Whatever the reason for it, this is very welcome news to pro-lifers who have been condemning he deadly link between the two organizations for years now for several reasons, not the least of which being the fact that Planned Parenthood is in the business of killing innocent human beings.

Why in the world Komen would ever want or need to give money to Planned Parenthood of all places has always been a mystery to me.  Not only do they not provide mammograms, but mounting evidence suggests that some of the main “goods and services” they do provide — abortion and hormonal contraceptives — actually increases a woman’s risk of getting breast cancer. The link between hormonal contraceptives and an increased risk of breast cancer has been acknowledged by the Mayo Clinic and the World Health Organization and in 2010, a researcher at the National Cancer Institute, which previously denied the link, admitted that abortion significantly increases a woman’s chances of getting breast cancer.  Even Dr. Janet Daling, a leading cancer epidemiologist and pro-choice advocate has said, “I would have loved to have found no association between breast cancer and abortion, but our research is rock solid, and our data is accurate. It’s not a matter of believing, it’s a matter of what is.”
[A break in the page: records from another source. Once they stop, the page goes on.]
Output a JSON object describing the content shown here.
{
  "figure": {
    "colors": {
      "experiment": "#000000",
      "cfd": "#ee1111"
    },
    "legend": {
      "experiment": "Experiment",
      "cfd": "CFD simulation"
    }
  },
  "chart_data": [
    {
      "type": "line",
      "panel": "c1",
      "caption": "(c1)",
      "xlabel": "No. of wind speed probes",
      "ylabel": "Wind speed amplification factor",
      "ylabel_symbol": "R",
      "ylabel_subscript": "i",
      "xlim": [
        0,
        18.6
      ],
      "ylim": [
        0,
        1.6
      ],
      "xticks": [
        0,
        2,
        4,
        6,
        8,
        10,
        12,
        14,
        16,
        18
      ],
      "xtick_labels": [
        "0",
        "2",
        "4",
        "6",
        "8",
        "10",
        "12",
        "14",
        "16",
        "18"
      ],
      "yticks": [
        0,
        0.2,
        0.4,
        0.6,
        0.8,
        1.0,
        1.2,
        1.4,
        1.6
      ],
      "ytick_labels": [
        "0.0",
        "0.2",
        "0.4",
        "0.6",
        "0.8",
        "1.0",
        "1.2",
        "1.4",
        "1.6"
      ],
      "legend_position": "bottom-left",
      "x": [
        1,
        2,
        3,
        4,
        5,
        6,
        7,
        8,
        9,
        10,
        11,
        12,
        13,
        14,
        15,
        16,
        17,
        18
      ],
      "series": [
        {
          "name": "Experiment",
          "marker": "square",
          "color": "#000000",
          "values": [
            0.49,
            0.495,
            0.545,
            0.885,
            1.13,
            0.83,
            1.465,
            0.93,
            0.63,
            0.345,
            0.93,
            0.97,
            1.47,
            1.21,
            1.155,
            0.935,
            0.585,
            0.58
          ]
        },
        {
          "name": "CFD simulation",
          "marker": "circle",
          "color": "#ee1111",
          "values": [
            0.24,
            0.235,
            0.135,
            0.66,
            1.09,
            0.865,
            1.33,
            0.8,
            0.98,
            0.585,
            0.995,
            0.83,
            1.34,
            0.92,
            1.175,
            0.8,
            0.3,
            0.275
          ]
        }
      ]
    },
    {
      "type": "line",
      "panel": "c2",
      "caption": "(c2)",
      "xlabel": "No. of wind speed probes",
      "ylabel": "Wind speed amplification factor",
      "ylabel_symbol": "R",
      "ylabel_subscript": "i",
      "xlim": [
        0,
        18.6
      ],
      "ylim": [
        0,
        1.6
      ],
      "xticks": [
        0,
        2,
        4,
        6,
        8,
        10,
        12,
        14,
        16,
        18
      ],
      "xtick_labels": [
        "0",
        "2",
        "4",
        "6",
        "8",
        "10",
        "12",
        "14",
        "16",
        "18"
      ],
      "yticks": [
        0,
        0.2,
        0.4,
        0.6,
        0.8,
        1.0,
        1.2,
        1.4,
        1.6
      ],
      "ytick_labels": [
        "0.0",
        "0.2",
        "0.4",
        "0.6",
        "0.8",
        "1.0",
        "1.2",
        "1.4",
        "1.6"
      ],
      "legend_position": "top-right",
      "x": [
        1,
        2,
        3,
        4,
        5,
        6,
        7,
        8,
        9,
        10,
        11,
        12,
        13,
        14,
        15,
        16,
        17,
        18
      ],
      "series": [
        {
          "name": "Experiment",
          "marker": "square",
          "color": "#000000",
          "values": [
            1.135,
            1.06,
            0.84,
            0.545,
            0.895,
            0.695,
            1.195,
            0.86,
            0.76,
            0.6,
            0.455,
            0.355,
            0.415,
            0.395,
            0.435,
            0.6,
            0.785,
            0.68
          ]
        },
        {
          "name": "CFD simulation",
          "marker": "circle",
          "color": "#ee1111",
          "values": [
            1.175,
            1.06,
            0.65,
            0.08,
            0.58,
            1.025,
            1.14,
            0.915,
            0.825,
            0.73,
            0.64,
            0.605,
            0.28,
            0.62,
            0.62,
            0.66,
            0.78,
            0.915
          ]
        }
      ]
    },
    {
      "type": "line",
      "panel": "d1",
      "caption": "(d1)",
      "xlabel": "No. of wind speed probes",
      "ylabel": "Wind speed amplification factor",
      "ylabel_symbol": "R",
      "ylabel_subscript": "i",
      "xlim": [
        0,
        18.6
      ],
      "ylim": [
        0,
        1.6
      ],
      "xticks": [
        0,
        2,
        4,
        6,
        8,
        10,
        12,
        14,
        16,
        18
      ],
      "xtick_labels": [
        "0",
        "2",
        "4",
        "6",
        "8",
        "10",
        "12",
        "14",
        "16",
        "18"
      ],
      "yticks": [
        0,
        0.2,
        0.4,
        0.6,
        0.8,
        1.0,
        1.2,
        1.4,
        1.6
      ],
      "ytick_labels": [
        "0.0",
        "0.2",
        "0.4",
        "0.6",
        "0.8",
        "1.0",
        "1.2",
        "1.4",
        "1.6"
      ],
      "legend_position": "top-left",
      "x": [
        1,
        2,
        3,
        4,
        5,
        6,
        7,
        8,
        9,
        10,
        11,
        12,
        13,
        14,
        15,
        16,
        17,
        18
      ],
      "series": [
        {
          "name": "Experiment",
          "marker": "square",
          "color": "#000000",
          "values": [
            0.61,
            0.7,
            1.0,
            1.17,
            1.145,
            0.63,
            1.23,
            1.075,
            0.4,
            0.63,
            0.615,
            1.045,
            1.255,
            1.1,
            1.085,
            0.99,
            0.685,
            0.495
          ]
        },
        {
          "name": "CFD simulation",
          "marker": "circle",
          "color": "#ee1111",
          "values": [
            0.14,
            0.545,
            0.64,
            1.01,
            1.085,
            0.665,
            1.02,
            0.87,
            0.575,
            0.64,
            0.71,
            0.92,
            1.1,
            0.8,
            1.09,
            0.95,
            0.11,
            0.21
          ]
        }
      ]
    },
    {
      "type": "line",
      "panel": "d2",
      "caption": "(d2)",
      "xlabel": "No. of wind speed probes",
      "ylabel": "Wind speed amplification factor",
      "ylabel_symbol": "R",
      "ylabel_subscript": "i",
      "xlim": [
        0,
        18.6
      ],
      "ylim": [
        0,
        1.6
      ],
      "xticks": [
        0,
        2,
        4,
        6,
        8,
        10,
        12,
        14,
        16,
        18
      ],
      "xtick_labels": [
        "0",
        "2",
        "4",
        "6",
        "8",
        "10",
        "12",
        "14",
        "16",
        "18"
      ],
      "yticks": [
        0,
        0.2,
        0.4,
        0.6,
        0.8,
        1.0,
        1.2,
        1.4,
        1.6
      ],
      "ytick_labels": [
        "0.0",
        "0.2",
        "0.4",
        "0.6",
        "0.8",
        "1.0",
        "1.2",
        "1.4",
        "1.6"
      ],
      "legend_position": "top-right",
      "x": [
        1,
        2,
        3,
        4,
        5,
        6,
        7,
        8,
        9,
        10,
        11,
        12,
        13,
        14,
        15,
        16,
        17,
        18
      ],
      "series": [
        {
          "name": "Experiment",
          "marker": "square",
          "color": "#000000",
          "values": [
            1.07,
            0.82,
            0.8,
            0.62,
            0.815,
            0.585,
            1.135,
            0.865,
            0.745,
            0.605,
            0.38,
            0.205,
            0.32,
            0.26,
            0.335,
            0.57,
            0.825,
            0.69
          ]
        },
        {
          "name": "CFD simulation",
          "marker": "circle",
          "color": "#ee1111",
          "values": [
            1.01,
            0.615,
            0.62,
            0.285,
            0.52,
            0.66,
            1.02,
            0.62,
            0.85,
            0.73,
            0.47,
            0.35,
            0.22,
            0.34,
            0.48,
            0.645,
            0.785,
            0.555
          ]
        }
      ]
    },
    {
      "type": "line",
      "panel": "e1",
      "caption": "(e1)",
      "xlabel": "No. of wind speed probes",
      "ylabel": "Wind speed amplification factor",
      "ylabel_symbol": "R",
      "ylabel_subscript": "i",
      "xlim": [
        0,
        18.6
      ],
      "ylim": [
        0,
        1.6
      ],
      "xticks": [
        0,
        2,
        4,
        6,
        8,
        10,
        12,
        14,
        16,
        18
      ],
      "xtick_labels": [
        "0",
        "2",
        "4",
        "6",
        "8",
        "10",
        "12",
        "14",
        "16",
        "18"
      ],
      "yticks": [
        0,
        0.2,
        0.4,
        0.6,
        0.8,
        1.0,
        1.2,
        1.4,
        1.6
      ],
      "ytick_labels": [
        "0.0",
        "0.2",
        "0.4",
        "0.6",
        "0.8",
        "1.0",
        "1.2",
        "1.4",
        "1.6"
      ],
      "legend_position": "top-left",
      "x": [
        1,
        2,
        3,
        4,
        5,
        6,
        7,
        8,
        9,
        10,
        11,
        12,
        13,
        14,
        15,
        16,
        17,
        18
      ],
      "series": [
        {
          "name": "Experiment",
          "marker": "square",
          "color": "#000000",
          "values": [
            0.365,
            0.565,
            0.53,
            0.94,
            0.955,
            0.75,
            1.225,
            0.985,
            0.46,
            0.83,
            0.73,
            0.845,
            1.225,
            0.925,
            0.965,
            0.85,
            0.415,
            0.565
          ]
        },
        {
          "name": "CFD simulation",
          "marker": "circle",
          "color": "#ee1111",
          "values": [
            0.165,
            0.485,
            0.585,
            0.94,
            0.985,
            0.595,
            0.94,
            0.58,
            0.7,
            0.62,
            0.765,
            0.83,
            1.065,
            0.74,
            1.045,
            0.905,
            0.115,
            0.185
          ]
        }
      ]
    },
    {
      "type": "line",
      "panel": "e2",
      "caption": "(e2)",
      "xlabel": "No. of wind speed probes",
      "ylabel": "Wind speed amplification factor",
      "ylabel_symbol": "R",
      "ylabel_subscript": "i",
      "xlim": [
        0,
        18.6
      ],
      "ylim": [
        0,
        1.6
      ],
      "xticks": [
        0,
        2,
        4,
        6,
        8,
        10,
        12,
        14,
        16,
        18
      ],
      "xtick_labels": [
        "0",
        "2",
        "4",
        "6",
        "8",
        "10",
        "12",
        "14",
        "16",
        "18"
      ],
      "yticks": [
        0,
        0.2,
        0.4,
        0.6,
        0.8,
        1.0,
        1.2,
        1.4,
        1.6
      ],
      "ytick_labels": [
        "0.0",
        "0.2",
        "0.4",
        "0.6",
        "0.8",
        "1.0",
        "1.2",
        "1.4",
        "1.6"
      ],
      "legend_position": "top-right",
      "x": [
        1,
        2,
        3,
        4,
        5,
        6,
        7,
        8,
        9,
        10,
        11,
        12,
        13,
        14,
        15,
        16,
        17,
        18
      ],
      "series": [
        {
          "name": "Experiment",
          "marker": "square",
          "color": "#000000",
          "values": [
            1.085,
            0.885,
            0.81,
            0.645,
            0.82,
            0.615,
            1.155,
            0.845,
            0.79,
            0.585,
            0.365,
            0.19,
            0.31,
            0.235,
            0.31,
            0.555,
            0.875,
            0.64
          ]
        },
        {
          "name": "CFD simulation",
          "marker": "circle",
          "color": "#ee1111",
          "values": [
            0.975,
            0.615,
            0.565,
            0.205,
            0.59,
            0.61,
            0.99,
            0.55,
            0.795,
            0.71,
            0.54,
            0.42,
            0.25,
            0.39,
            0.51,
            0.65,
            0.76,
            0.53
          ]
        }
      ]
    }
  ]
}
At any rate, besides being a good moral decision, this was just a smart financial move for Komen. Planned Parenthood does not fit into Komen’s agenda. Period. And there’s no reason for them to keep funding it. There are better ways to make sure that poor women have access to breast cancer screenings than giving money to an organization that alone is responsible for roughly three hundred thousand of America’s annual 1.2 million abortions.

But wait! There’s more good news from Komen: it appears that their support for embryonic stem cell research may also be a thing of the past. A new statement on their website, dated November 30, 2011, notes that Komen has never funded embryonic stem cell research and only supports research on stem cells that are derived without creating or destroying a human embryo. Pro-life sources close to the Komen situation have told LifeNews.com that the purpose for that statement was to tell grant seekers that Komen will categorically not fund any embryonic stem cell research.

I don’t know what’s up with the leadership at that organization, but I like what they’re doing! Tell them you like it, too! Email: (Enable Javascript to see the email address)

Now, if only they would stop denying the abortion link and provide women with information on the full range of unnecessary breast cancer risk factors.


Chelsea Zimmerman is the editor-in-chief for Catholic Lane and a managing editor at Ignitum Today. She often writes and speaks about life issues and Catholic spirituality. She has been featured on EWTN's Life on the Rock. Her website is Reflections of a Paralytic.

  • christymomof3

    Too good to be true? Friday Komen announced at a PP luncheon that the money would keep flowing after all. Pray for them all.

    • This should have always been viewed with very cautious optimism by pro-lifers. That’s why I never told anyone to run out and donate to Komen and I never called it a major “victory” for pro-lifers – as others have. Komen always intended on honoring existing grants to PP and they never said that PP would never be eligible for future grants. Their statement on Friday was nothing new, really. Nancy Brinker said as much on MSNBC on Thursday: http://on.msnbc.com/yFe3l1

      Nevertheless, I stand by what I said here. Komen deserves/deserved a thank you both for no longer supporting embryonic stem cell research and for tightening their grant criteria in such a way that, at least currently, excludes PP from getting them – and still does, btw. As far as I can tell, Komen’s statement on Friday does nothing to reverse their new policy to only fund organizations that provide mammograms – which PP does not.